Justice McElwaine also noted that, as a director of CannHarvest, Mr Langman owed fiduciary duties in relation to CannHarvest. The duties were owed in addition to the statutory obligations placed on Mr Langman by sections 180-182 of the Act, which respectively required him to exercise care and diligence, act in good faith and not improperly use his position.
What did the Court decide?
Justice McElwaine concluded that the Liquidator had adduced sufficient evidence to establish a proper and reasonable basis for a claim to be pursued against Mr Langman and also the Recipient Company. His Honour gave the judicial advice sought by the Liquidator that she was justified in commencing proceedings against these parties on behalf of the prospective share applicants.

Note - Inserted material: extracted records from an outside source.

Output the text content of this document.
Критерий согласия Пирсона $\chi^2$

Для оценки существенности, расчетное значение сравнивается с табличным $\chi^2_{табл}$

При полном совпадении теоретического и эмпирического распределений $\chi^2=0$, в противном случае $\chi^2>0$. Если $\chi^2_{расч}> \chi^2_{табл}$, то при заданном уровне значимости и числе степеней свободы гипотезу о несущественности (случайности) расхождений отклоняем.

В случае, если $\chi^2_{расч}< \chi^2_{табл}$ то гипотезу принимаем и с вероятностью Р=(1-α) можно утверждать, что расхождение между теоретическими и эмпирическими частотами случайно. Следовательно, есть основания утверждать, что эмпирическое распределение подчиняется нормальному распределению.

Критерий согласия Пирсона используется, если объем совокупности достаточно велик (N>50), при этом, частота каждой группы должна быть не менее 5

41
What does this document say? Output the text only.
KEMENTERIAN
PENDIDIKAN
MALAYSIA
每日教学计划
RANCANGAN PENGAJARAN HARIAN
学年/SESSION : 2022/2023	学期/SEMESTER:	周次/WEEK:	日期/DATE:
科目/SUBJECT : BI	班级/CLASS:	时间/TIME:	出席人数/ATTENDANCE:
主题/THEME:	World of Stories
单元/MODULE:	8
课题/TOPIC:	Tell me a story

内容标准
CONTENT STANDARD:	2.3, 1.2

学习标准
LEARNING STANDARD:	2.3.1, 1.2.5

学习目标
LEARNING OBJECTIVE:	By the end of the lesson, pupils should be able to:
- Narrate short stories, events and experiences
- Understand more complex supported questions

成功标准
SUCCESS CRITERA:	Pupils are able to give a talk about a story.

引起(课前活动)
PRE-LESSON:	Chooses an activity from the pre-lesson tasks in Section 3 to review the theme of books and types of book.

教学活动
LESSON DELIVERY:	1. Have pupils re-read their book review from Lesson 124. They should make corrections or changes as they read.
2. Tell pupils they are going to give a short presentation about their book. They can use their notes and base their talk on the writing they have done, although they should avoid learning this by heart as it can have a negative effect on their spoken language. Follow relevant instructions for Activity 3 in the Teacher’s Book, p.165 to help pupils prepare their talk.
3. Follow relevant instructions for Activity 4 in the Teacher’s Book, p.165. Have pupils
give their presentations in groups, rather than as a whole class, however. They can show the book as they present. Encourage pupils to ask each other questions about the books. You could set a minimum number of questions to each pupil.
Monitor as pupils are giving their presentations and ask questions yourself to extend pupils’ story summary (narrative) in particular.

While his Honour was also prepared to give further advice sought by the Liquidator that she was justified in using trust money to fund the litigation, his Honour was not prepared to give advice that the Liquidator could use general company funds in the event there was a shortfall in the trust monies or if the litigation failed and she was ordered to pay costs.
His Honour did not rule out the possibility that such advice might be given the future but concluded that further consideration was required, particularly in relation to the principles that govern when a liquidator is permitted to have their costs and expenses paid from trust and non-trust assets.
This case reiterates the important role a liquidator plays in the winding up of a company, particularly where a company or its directors have been involved in potentially dishonest behaviour.
Investigations by liquidators can be crucial to uncovering misconduct, which can lead to the recovery of amounts for creditors affected by that misconduct.
Often, any proposed proceedings by a liquidator will be complex and this is particularly so where the liquidator must consider his or her ability to fund any litigation from the available assets of the company. In such cases, it may be prudent for a liquidator to seek judicial advice from a court approving any proposed course of action. Provided all material facts are disclosed on the application, the advice will protect the liquidator from personal liability for any alleged breach of duty.
Where trusts are involved, careful consideration will need to be given to a liquidator's ability to have recourse to trust assets to fund any proposed proceeding concerning the trust and a liquidator may wish to seek judicial advice as to how any litigation is to be funded.
The content of this article is intended to provide a general guide to the subject matter. Specialist advice should be sought about your specific circumstances.